In 2010, Google acquired Global IP Solutions (GIPS), which specialized in videoconferencing and Internet telephony. Using the technology that GIPS developed as a base, Google created the open WebRTC project to allow the developer community to create royalty-free, opensource software out of it and to stimulate the creation of Web standards for its use. The projected is supported by three major browser developers: Google, Mozilla, and Opera.
Google is currently integrating WebRTC technology into its own Google Chrome browser. The integration will expectedly make Chrome support real-time chat features akin to what Skype is currently providing.

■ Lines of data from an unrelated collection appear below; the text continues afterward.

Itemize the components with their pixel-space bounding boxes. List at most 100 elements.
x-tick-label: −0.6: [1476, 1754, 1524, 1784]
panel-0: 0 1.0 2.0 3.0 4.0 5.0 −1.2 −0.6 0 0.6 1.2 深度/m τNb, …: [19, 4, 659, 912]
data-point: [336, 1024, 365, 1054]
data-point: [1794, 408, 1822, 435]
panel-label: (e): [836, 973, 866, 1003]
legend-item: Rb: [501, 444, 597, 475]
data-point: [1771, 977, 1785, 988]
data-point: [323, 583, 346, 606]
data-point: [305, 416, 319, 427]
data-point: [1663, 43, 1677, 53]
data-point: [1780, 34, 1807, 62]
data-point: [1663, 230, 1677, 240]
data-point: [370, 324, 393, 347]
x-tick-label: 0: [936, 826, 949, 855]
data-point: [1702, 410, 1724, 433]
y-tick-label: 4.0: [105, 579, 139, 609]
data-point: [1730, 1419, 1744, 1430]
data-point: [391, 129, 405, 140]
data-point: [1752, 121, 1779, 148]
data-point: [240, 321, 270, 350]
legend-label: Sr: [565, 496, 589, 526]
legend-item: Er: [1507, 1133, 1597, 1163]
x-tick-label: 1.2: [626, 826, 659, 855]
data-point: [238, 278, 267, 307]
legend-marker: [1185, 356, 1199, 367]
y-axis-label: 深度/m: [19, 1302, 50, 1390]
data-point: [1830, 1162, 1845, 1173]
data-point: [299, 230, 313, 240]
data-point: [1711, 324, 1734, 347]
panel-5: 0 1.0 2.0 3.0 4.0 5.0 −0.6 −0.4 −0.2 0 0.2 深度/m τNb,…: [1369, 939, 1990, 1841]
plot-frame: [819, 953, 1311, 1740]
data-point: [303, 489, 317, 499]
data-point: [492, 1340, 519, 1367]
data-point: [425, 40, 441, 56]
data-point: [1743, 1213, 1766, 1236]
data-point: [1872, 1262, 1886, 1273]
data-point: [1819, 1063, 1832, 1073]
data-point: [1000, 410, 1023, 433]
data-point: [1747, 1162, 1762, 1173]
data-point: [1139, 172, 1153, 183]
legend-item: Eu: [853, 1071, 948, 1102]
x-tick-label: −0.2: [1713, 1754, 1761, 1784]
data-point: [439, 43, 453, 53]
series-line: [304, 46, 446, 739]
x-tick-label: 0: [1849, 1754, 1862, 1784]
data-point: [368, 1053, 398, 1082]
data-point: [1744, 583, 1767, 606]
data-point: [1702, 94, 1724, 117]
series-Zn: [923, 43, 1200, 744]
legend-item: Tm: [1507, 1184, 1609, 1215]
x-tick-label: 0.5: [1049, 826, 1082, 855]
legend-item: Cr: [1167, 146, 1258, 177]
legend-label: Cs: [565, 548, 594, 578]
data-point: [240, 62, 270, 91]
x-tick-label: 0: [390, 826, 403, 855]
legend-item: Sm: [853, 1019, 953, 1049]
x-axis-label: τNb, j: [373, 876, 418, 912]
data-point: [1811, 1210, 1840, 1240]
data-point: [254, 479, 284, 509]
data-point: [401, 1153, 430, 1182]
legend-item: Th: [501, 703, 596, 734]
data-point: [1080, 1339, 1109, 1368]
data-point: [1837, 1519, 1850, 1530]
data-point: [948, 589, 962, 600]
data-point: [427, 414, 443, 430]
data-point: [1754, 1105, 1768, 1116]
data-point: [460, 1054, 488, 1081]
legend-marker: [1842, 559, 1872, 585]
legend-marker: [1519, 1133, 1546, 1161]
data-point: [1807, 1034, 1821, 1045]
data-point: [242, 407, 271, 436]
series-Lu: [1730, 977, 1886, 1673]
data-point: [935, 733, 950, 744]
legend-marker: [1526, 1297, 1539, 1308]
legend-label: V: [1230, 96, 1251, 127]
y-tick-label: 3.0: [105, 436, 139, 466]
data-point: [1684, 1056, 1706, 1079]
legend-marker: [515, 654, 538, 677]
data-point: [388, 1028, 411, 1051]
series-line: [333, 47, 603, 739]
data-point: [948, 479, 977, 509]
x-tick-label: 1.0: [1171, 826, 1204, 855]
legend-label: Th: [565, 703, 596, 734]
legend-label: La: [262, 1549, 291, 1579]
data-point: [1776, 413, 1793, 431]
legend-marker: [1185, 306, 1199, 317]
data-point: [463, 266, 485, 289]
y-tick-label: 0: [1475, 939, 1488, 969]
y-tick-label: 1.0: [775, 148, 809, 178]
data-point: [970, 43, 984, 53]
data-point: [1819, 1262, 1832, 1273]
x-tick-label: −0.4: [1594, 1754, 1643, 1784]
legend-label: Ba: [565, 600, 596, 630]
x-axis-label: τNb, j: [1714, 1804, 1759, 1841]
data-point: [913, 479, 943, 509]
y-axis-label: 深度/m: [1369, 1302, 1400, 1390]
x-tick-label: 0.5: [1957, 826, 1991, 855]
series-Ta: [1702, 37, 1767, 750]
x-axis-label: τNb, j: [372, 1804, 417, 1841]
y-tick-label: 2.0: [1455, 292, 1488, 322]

Of all Google’s projects, GMail looks like it will benefit the most from the WebRTC project, as GMail currently uses a proprietary plugin for its audio-video chat features. The chat feature within GMail has been around for quite some time, but as Google’s other communication projects (especially Google VoIP and Google Voice) start to mature, the importance of the WebRTC project’s benefit for GMail becomes paramount.
More than just working on WebRTC for GMail, Google is also hoping that the WebRTC project will give birth to Web standards for videoconferencing and peer-to-peer communication, as well as standards for the the required network communication protocols. With collaboration from two other big-time browser developers Mozilla and Opera, and from the Internet Engineering Task Force (IETF) and the World Wide Web Consortium (W3C), that hope will most likely bear fruit.
If the WebRTC succeeds in that regard, developers can easily create Web sites or Web applications that can rival Microsoft’s Skype and Apple’s FaceTime.
Will Android be left behind in all these? Of course not. Android, foremost among all other mobile platforms, will eventually assimilate WebRTC technology. Long before Google acquired GIPS, the system already had a VideoEngine for Android and other mobile platforms. This means that the ability for cross-device operation already exists and does not use proprietary technology–unlike Skype or FaceTime. And, since the WebRTC project is under a BSD-style open-source license, any programmer or developer can write her or his own Skype-like or FaceTime-like app without owing Google a cent. This also means that developers can modify the existing code to their liking without worrying about intellectual property woes.
It will not be long before WebRTC’s footprints will start appearing on Android smartphones and tablets. Will this new framework finally put an end to Skype and FaceTime?